In a painstakingly detailed investigation, the Bangor Daily News (BDN) has pulled back the curtain, exposing the LePage administration’s maneuvering to undermine the federally funded Temporary Assistance to Needy Families (TANF) program, “the federal government’s primary mechanism for delivering cash assistance and work support to low-income families with children.” The BDN found that the administration’s effort includes spending $7.8 million “in ways that run afoul of federal law.” It also revealed that LePage’s attempt to reinterpret TANF has come at the expense of needy families including nearly 16,000 Maine children.
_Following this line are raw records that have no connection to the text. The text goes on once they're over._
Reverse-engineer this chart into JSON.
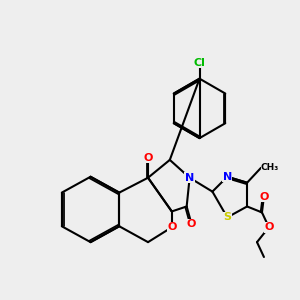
{
  "background_color": "#eeeeee",
  "bond_color": "#000000",
  "atom_colors": {
    "O": "#ff0000",
    "N": "#0000ff",
    "S": "#cccc00",
    "Cl": "#00bb00",
    "C": "#000000"
  },
  "figsize": [
    3.0,
    3.0
  ],
  "dpi": 100
}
The federal government appropriates more than $78 million annually for TANF in Maine. The BDN found that rather than spend a substantial portion of these funds as federal law intends, the Maine Department of Health and Human Services (DHHS) has “quietly” set aside $110 million in unspent TANF funds (more than the balance in the state’s “rainy day” fund) and proposed using some of this the money instead on programs for seniors and the disabled.
The BDN adds that the federal statute governing TANF expenditures “forbids states from taking a pool of funds earmarked for one population (low-income families with kids) and spending it on an entirely different demographic (elderly and disabled residents).”
More to the point, the BDN found that since DHHS implemented a LePage rule change to limit to five years the lifetime amount of time people (including children) could receive TANF benefits, the number of Maine TANF cases fell from 13,320 to 5,195. The number of Maine children receiving TANF benefits plummeted from more than 24,500 to 8,500. To put that in perspective the BDN noted:
Even as the economy has begun to recover, statewide poverty rates haven’t improved. Child poverty is still higher than it was before the recession, and extreme poverty among the state’s children — those living in families with incomes at half the federal poverty level — has grown. The newly released 2016 KIDS COUNT rankings on child well-being compiled by the Annie E. Casey Foundation show Maine slipping five places in one year — to 17th from 12th.
The LePage administration has repeatedly argued that its welfare reforms are aimed at “reprioritizing Maine’s welfare system to best serve our neediest elderly and disabled neighbors.” Rather than cutting programs that lift Maine families and children out of poverty, the governor would do better to support seniors and the disabled by revisiting his massive tax cuts that mostly benefit the wealthy.